In March, Texas-utility Oncor filed a proposal that would have imposed either a minimum bill of $3.53 for every kilowatt of maximum demand that customers with distributed resources – solar, micro-wind turbines or batteries – had or the standard residential rate – whichever was more expensive for the customer.
“I’m not sure exactly what Oncor was thinking when they proposed the [tariff], but in general, I’ve seen a growing number of “creative” utility proposals like Oncor’s that would impose new charges on solar and other distributed generation customers,” Inskeep said. “Clearly, utilities are concerned about revenue erosion.”
“But penalizing [distributed generation] customers for their investments years after is hardly a reasonable solution,” Inskeep continued. “Fortunately, the vast majority of these proposals have been rejected, withdrawn or significantly curtailed.”

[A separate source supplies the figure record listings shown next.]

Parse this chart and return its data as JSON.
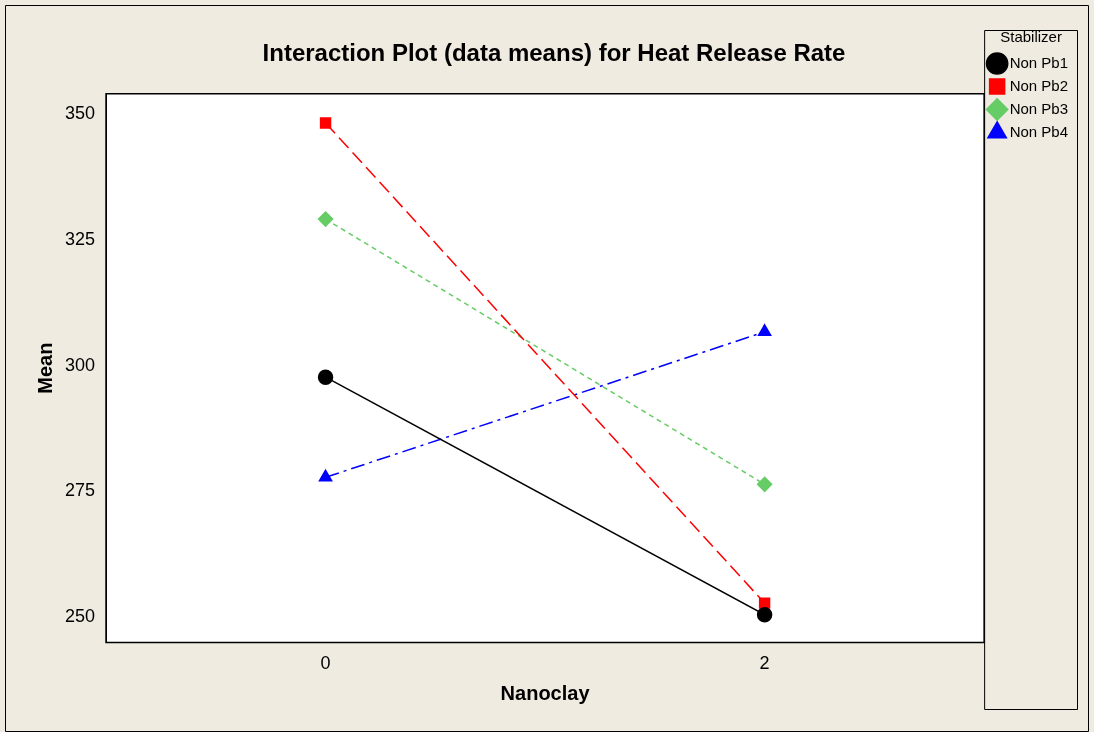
{
  "chart_data": {
    "type": "line",
    "title": "Interaction Plot (data means) for Heat Release Rate",
    "xlabel": "Nanoclay",
    "ylabel": "Mean",
    "legend_title": "Stabilizer",
    "x": [
      0,
      2
    ],
    "xlim": [
      -1,
      3
    ],
    "xticks": [
      0,
      2
    ],
    "ylim": [
      245,
      354
    ],
    "yticks": [
      250,
      275,
      300,
      325,
      350
    ],
    "grid": false,
    "legend": "top right",
    "series": [
      {
        "name": "Non Pb1",
        "color": "#000000",
        "values": [
          297.7,
          250.5
        ],
        "marker": "circle",
        "line_style": "solid"
      },
      {
        "name": "Non Pb2",
        "color": "#ff0000",
        "values": [
          348.2,
          252.8
        ],
        "marker": "square",
        "line_style": "dashed"
      },
      {
        "name": "Non Pb3",
        "color": "#66cc66",
        "values": [
          329.1,
          276.4
        ],
        "marker": "diamond",
        "line_style": "dotted"
      },
      {
        "name": "Non Pb4",
        "color": "#0000ff",
        "values": [
          277.8,
          306.7
        ],
        "marker": "triangle",
        "line_style": "dashdot"
      }
    ]
  }
}
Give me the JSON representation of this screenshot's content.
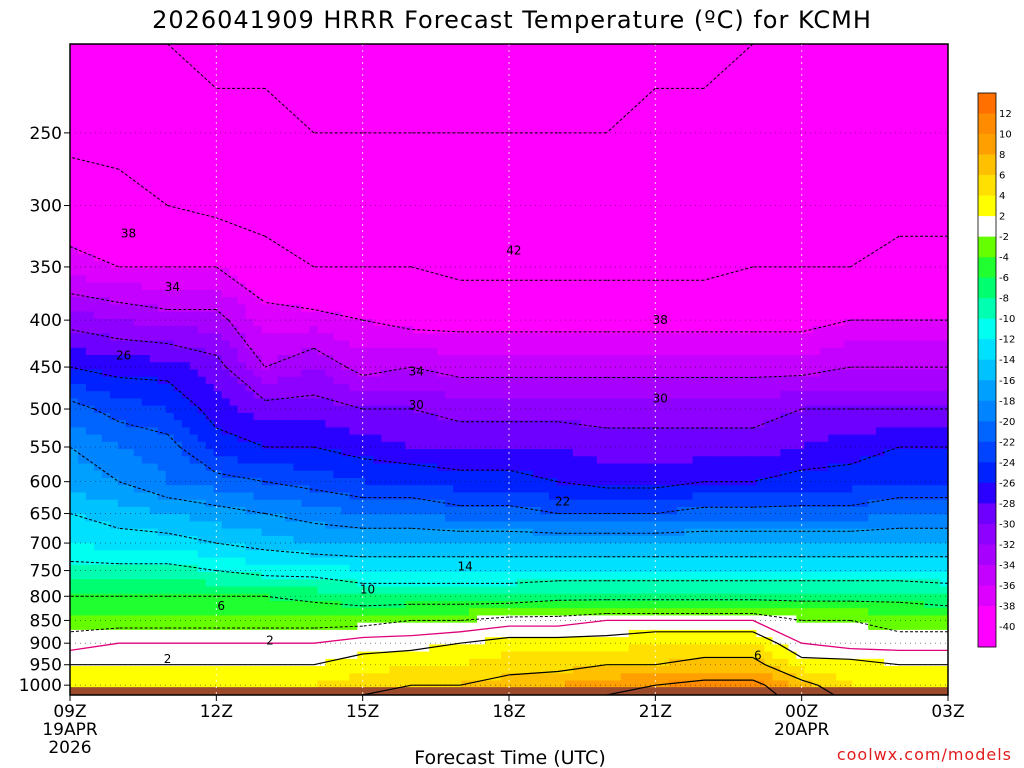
{
  "chart_data": {
    "type": "heatmap",
    "title": "2026041909 HRRR Forecast Temperature (ºC) for KCMH",
    "xlabel": "Forecast Time (UTC)",
    "ylabel": "",
    "x_ticks": [
      {
        "hour": 0,
        "label": "09Z",
        "sub1": "19APR",
        "sub2": "2026"
      },
      {
        "hour": 3,
        "label": "12Z"
      },
      {
        "hour": 6,
        "label": "15Z"
      },
      {
        "hour": 9,
        "label": "18Z"
      },
      {
        "hour": 12,
        "label": "21Z"
      },
      {
        "hour": 15,
        "label": "00Z",
        "sub1": "20APR"
      },
      {
        "hour": 18,
        "label": "03Z"
      }
    ],
    "xlim": [
      0,
      18
    ],
    "y_ticks": [
      250,
      300,
      350,
      400,
      450,
      500,
      550,
      600,
      650,
      700,
      750,
      800,
      850,
      900,
      950,
      1000
    ],
    "ylim_hpa": [
      1025,
      200
    ],
    "y_scale": "log-pressure",
    "grid": true,
    "times": [
      0,
      1,
      2,
      3,
      4,
      5,
      6,
      7,
      8,
      9,
      10,
      11,
      12,
      13,
      14,
      15,
      16,
      17,
      18
    ],
    "levels": [
      200,
      250,
      300,
      350,
      400,
      450,
      500,
      550,
      600,
      650,
      700,
      750,
      800,
      850,
      900,
      950,
      1000,
      1025
    ],
    "temperature": [
      [
        -46,
        -45,
        -46,
        -47,
        -47,
        -48,
        -48,
        -48,
        -48,
        -49,
        -48,
        -47,
        -47,
        -47,
        -46,
        -45,
        -45,
        -45,
        -45
      ],
      [
        -43,
        -43,
        -44,
        -45,
        -45,
        -46,
        -46,
        -46,
        -46,
        -46,
        -46,
        -46,
        -45,
        -45,
        -45,
        -45,
        -44,
        -44,
        -44
      ],
      [
        -40,
        -41,
        -42,
        -43,
        -44,
        -45,
        -45,
        -45,
        -45,
        -45,
        -45,
        -45,
        -45,
        -44,
        -44,
        -44,
        -44,
        -43,
        -43
      ],
      [
        -37,
        -38,
        -38,
        -38,
        -40,
        -42,
        -42,
        -42,
        -43,
        -43,
        -43,
        -43,
        -43,
        -43,
        -42,
        -42,
        -42,
        -41,
        -41
      ],
      [
        -31,
        -32,
        -33,
        -33,
        -37,
        -37,
        -38,
        -39,
        -39,
        -39,
        -39,
        -39,
        -39,
        -39,
        -39,
        -39,
        -38,
        -38,
        -38
      ],
      [
        -26,
        -27,
        -27,
        -29,
        -34,
        -32,
        -35,
        -34,
        -35,
        -35,
        -35,
        -35,
        -35,
        -35,
        -35,
        -35,
        -34,
        -34,
        -34
      ],
      [
        -21,
        -23,
        -24,
        -27,
        -29,
        -29,
        -30,
        -30,
        -31,
        -31,
        -31,
        -31,
        -31,
        -31,
        -31,
        -30,
        -30,
        -30,
        -30
      ],
      [
        -18,
        -20,
        -21,
        -25,
        -26,
        -26,
        -27,
        -28,
        -28,
        -28,
        -28,
        -29,
        -29,
        -29,
        -29,
        -28,
        -27,
        -26,
        -26
      ],
      [
        -17,
        -18,
        -20,
        -21,
        -22,
        -23,
        -24,
        -24,
        -25,
        -25,
        -26,
        -27,
        -27,
        -26,
        -26,
        -25,
        -25,
        -24,
        -24
      ],
      [
        -14,
        -15,
        -16,
        -17,
        -18,
        -19,
        -20,
        -20,
        -21,
        -21,
        -22,
        -22,
        -22,
        -21,
        -21,
        -21,
        -21,
        -20,
        -20
      ],
      [
        -12,
        -13,
        -13,
        -14,
        -15,
        -16,
        -16,
        -16,
        -16,
        -16,
        -16,
        -16,
        -16,
        -16,
        -16,
        -16,
        -16,
        -16,
        -16
      ],
      [
        -9,
        -9,
        -9,
        -10,
        -11,
        -11,
        -12,
        -12,
        -12,
        -12,
        -12,
        -12,
        -12,
        -12,
        -12,
        -12,
        -12,
        -12,
        -12
      ],
      [
        -6,
        -6,
        -6,
        -6,
        -6,
        -7,
        -8,
        -8,
        -8,
        -8,
        -7,
        -7,
        -7,
        -7,
        -7,
        -7,
        -7,
        -7,
        -8
      ],
      [
        -3,
        -3,
        -3,
        -3,
        -3,
        -3,
        -3,
        -2,
        -2,
        -1,
        -1,
        0,
        0,
        0,
        0,
        -2,
        -2,
        -3,
        -3
      ],
      [
        -1,
        0,
        0,
        0,
        0,
        0,
        1,
        1,
        2,
        3,
        3,
        3,
        4,
        4,
        4,
        0,
        -1,
        -1,
        -1
      ],
      [
        2,
        2,
        2,
        2,
        2,
        2,
        3,
        4,
        4,
        5,
        5,
        6,
        6,
        7,
        7,
        3,
        3,
        2,
        2
      ],
      [
        3,
        3,
        4,
        4,
        4,
        4,
        5,
        6,
        6,
        7,
        8,
        9,
        10,
        11,
        11,
        7,
        4,
        4,
        4
      ],
      [
        4,
        4,
        4,
        4,
        5,
        5,
        6,
        7,
        7,
        8,
        9,
        10,
        11,
        12,
        12,
        8,
        5,
        4,
        4
      ]
    ],
    "contour_labels": [
      {
        "text": "38",
        "t": 1.2,
        "p": 322
      },
      {
        "text": "34",
        "t": 2.1,
        "p": 368
      },
      {
        "text": "26",
        "t": 1.1,
        "p": 437
      },
      {
        "text": "42",
        "t": 9.1,
        "p": 336
      },
      {
        "text": "38",
        "t": 12.1,
        "p": 400
      },
      {
        "text": "34",
        "t": 7.1,
        "p": 455
      },
      {
        "text": "30",
        "t": 7.1,
        "p": 495
      },
      {
        "text": "30",
        "t": 12.1,
        "p": 487
      },
      {
        "text": "22",
        "t": 10.1,
        "p": 631
      },
      {
        "text": "14",
        "t": 8.1,
        "p": 742
      },
      {
        "text": "10",
        "t": 6.1,
        "p": 787
      },
      {
        "text": "6",
        "t": 3.1,
        "p": 820
      },
      {
        "text": "2",
        "t": 4.1,
        "p": 894
      },
      {
        "text": "2",
        "t": 2.0,
        "p": 936
      },
      {
        "text": "6",
        "t": 14.1,
        "p": 928
      }
    ],
    "colorbar": {
      "bins": [
        {
          "lo": -42,
          "hi": -40,
          "color": "#ff00ff"
        },
        {
          "lo": -40,
          "hi": -38,
          "color": "#ff00ff"
        },
        {
          "lo": -38,
          "hi": -36,
          "color": "#dd00ff"
        },
        {
          "lo": -36,
          "hi": -34,
          "color": "#c400ff"
        },
        {
          "lo": -34,
          "hi": -32,
          "color": "#a800ff"
        },
        {
          "lo": -32,
          "hi": -30,
          "color": "#8e00ff"
        },
        {
          "lo": -30,
          "hi": -28,
          "color": "#6e00ff"
        },
        {
          "lo": -28,
          "hi": -26,
          "color": "#2a00ff"
        },
        {
          "lo": -26,
          "hi": -24,
          "color": "#0022ff"
        },
        {
          "lo": -24,
          "hi": -22,
          "color": "#0044ff"
        },
        {
          "lo": -22,
          "hi": -20,
          "color": "#0064ff"
        },
        {
          "lo": -20,
          "hi": -18,
          "color": "#0084ff"
        },
        {
          "lo": -18,
          "hi": -16,
          "color": "#00a0ff"
        },
        {
          "lo": -16,
          "hi": -14,
          "color": "#00c2ff"
        },
        {
          "lo": -14,
          "hi": -12,
          "color": "#00e0ff"
        },
        {
          "lo": -12,
          "hi": -10,
          "color": "#00fff0"
        },
        {
          "lo": -10,
          "hi": -8,
          "color": "#00ffb0"
        },
        {
          "lo": -8,
          "hi": -6,
          "color": "#00ff70"
        },
        {
          "lo": -6,
          "hi": -4,
          "color": "#20ff30"
        },
        {
          "lo": -4,
          "hi": -2,
          "color": "#66ff00"
        },
        {
          "lo": -2,
          "hi": 2,
          "color": "#ffffff"
        },
        {
          "lo": 2,
          "hi": 4,
          "color": "#ffff00"
        },
        {
          "lo": 4,
          "hi": 6,
          "color": "#ffe000"
        },
        {
          "lo": 6,
          "hi": 8,
          "color": "#ffc000"
        },
        {
          "lo": 8,
          "hi": 10,
          "color": "#ffa000"
        },
        {
          "lo": 10,
          "hi": 12,
          "color": "#ff8c00"
        },
        {
          "lo": 12,
          "hi": 14,
          "color": "#ff7000"
        }
      ],
      "tick_labels": [
        "12",
        "10",
        "8",
        "6",
        "4",
        "2",
        "-2",
        "-4",
        "-6",
        "-8",
        "-10",
        "-12",
        "-14",
        "-16",
        "-18",
        "-20",
        "-22",
        "-24",
        "-26",
        "-28",
        "-30",
        "-32",
        "-34",
        "-36",
        "-38",
        "-40"
      ],
      "below_ground_color": "#9b4a2b",
      "freezing_line_color": "#e0007a"
    }
  },
  "credit": "coolwx.com/models"
}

Inskeep was also troubled by Oncor’s proposal because:
- it did not provide for any grandfathering period for any existing distributed generation customers;
- Oncor would have used a complicated and opaque calculation to determine a different minimum bill value for each DER customer, which would have significantly complicated the solar sales process;
- since Oncor was calculating a customer’s unique minimum bill based on the customer’s past energy usage or demand, a customer had no power to take action in the future to reduce his or her minimum bill (e.g., through energy efficiency investments or adding energy storage to an existing solar DG system); and
- the proposal undermined a number of long-established ratemaking principles.
It appears from a series of documents hidden in TPUC’s antiquated public records database that, to get Oncor on board with withdrawing its byzantine rate proposal, the signatories agreed to let the utility increase residential base rates by 3.4%, despite having TPUC settled rates in effect. The new rates will take effect on November 27.
Nevertheless, the solar industry seemed pleased that it managed to get the original proposal withdrawn.
Sean Gallagher, vice president of state affairs for SEIA, said the settlement would allow current and future solar customers the freedom to choose their energy source without fear of financial penalty.